Обезболив место будущей операции, я надрезал кожу, зацепил, раздвинул, зафиксировал края ранки, осушил выступившую кровь. Далее предстояло самое неприятное – создание полости для микрофона. Не в пластилине создание, не в гипсе – в собственной кровоточащей и дергающейся от боли плоти. Я углубил скальпель, поддел, приподнял одну из мышц, ниже нее нащупал другую, которую оттянул с помощью пинцета. Готово. На теле образовалась нужного размера и, что важно, не прилежащая к коже дырка. Небольшая, может быть, с три спичечных головки. Обильно полив рану заживляющим раствором, я из стерильной упаковки вытащил микрофон, вдавил его в мышцы и свел края раны, залепив кожу специальной, бактерицидного действия, клейкой лентой. Я очень надеялся, что на коже не останется заметных следов. В противном случае придется повторять операцию в другом месте.

И еще я очень надеялся, что рана не воспалится. Еще в первой Учебке, где нас обучали подобным премудростям, у одного не выдержавшего должной стерильности курсанта уже через день разбарабанило руку до размеров футбольного мяча. В образовавшейся в результате этого полости можно было спрятать уже не только микрофон, но и среднего калибра миномет. В результате курсанта списали в строевую часть.

Закончил операцию я произнесением банальной фразы – нет, не «будьте здоровы», еще более банальной:

«Раз, два, три, прием, как слышно, проверка микрофона». Я же не ради здоровья операцию делал, ради совсем иных целей. Тем более что эта дырка не первая и не последняя на моем теле. Если по поводу каждой торжественные слова говорить – язык устанет.

Микрофон, ставший частью моего организма, работал исправно, хотя и «болел». Теперь мне оставалось доставить его к месту назначения. И как можно скорее.

Записывающий магнитофон, кстати, действительно внешним видом напоминающий своих бытовых собратьев я установил в по случаю купленной машине. По-настоящему купленной. Без подвоха. Здесь довериться находящимся в розыске лошадиным силам я не мог. Здесь все должно было быть чисто.

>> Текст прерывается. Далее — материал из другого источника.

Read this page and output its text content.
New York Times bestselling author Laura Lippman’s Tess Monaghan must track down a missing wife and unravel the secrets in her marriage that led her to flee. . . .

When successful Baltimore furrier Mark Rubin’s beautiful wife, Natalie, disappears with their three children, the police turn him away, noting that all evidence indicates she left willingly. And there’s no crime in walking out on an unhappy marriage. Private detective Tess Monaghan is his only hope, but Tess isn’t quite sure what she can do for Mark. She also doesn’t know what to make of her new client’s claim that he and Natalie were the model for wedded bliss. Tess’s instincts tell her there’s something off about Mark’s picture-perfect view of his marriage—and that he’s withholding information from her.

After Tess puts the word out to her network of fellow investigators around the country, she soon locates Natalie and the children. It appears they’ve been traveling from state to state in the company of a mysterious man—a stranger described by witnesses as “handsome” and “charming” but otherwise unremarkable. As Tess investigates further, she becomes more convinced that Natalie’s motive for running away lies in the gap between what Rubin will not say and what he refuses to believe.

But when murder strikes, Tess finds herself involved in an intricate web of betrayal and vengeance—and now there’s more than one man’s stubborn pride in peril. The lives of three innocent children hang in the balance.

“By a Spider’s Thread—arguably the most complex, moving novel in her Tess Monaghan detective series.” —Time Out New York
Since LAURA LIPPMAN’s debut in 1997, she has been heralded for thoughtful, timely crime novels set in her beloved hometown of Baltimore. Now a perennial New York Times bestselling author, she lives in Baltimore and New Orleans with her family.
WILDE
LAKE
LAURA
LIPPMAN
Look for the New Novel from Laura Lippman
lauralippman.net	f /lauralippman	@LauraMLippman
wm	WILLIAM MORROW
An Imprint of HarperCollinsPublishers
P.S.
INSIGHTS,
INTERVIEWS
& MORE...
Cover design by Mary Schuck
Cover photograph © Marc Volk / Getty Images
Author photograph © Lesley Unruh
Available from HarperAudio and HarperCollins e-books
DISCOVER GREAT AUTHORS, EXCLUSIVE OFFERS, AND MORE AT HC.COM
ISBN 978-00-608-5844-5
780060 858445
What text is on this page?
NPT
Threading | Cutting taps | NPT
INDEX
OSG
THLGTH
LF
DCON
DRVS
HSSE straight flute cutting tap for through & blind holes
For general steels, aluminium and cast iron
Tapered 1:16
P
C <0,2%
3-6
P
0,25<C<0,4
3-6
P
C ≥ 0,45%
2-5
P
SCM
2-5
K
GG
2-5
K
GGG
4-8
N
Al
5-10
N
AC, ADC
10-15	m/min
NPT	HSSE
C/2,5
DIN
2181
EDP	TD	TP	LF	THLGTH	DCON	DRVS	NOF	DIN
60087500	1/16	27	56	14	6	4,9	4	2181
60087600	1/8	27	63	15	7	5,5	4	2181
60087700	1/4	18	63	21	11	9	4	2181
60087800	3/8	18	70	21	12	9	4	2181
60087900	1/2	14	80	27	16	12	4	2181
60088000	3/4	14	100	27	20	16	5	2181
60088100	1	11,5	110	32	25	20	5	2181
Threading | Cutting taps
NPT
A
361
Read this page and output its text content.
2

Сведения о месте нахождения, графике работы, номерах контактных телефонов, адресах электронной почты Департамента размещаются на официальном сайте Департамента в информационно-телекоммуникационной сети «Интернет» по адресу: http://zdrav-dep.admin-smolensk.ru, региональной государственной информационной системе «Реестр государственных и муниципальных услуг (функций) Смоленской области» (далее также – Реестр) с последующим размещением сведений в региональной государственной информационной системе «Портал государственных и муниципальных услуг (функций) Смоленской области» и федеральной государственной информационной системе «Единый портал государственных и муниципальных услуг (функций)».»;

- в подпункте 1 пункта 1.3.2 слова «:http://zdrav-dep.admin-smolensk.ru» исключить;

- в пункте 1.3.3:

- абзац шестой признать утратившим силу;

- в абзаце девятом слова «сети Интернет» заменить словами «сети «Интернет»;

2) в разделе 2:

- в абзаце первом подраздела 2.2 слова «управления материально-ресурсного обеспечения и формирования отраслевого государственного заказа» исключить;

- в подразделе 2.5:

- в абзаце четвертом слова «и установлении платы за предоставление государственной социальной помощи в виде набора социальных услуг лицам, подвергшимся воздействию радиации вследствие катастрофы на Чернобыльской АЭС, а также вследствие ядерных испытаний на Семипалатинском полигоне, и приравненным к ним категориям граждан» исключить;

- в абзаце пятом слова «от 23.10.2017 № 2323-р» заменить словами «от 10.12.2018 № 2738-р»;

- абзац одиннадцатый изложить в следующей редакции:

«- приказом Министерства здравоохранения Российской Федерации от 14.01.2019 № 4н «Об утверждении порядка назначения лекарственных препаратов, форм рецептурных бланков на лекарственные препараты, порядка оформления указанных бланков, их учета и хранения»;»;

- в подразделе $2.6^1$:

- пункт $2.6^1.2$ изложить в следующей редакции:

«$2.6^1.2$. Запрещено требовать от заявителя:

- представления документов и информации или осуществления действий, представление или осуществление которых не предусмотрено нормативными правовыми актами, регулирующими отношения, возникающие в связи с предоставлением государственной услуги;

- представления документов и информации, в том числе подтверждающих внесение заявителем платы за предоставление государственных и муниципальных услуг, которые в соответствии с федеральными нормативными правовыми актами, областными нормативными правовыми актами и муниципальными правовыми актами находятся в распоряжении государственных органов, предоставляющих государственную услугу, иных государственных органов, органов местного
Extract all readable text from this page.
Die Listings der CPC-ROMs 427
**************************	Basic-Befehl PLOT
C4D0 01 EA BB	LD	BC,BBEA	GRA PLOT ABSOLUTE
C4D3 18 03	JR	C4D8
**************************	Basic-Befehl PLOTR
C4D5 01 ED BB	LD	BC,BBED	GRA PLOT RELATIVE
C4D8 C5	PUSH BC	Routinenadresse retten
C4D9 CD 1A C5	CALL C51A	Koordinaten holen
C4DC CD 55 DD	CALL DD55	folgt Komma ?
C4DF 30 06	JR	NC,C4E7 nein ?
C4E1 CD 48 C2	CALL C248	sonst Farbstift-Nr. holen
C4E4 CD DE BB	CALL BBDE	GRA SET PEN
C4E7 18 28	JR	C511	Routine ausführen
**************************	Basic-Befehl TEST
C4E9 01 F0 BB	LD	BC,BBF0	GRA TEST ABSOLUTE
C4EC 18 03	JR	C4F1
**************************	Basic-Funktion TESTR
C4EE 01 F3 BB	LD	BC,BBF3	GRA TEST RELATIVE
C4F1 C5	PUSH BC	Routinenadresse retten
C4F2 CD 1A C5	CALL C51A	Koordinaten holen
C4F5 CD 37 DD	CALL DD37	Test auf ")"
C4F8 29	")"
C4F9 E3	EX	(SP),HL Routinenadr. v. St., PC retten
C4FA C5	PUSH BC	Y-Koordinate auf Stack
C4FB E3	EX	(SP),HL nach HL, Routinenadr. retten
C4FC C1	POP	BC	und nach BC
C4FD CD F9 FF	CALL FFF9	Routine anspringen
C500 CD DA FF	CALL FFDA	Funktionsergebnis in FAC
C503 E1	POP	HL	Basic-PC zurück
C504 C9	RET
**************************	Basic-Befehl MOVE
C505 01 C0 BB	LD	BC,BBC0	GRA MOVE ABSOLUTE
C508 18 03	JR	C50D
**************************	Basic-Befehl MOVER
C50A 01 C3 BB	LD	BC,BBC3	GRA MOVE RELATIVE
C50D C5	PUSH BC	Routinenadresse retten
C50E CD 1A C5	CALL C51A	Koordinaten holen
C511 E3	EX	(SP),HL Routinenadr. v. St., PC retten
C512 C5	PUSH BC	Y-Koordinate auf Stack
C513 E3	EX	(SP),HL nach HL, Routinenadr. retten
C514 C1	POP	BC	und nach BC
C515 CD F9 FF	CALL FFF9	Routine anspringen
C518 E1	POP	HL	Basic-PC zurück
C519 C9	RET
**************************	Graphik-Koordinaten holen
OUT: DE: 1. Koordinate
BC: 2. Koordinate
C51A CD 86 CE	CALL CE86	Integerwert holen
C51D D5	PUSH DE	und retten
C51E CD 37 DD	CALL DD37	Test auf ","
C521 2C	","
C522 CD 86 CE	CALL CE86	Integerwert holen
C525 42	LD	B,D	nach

К записывающему магнитофону я приставил одного, знать не знающего, что творит, лоха.

– Хочешь заработать? – спросил я его. – Хочешь заработать целую машину? Вот эту. За три недели! Тогда будешь ездить, куда укажет вот эта стрелка. Стрелка всегда должна быть приближена вот к этой риске. Понял? Если стрелка станет сваливаться сюда – разворачивайся в противоположную сторону, если сюда – притормаживай, если замрет – останавливайся и ты. Ясно?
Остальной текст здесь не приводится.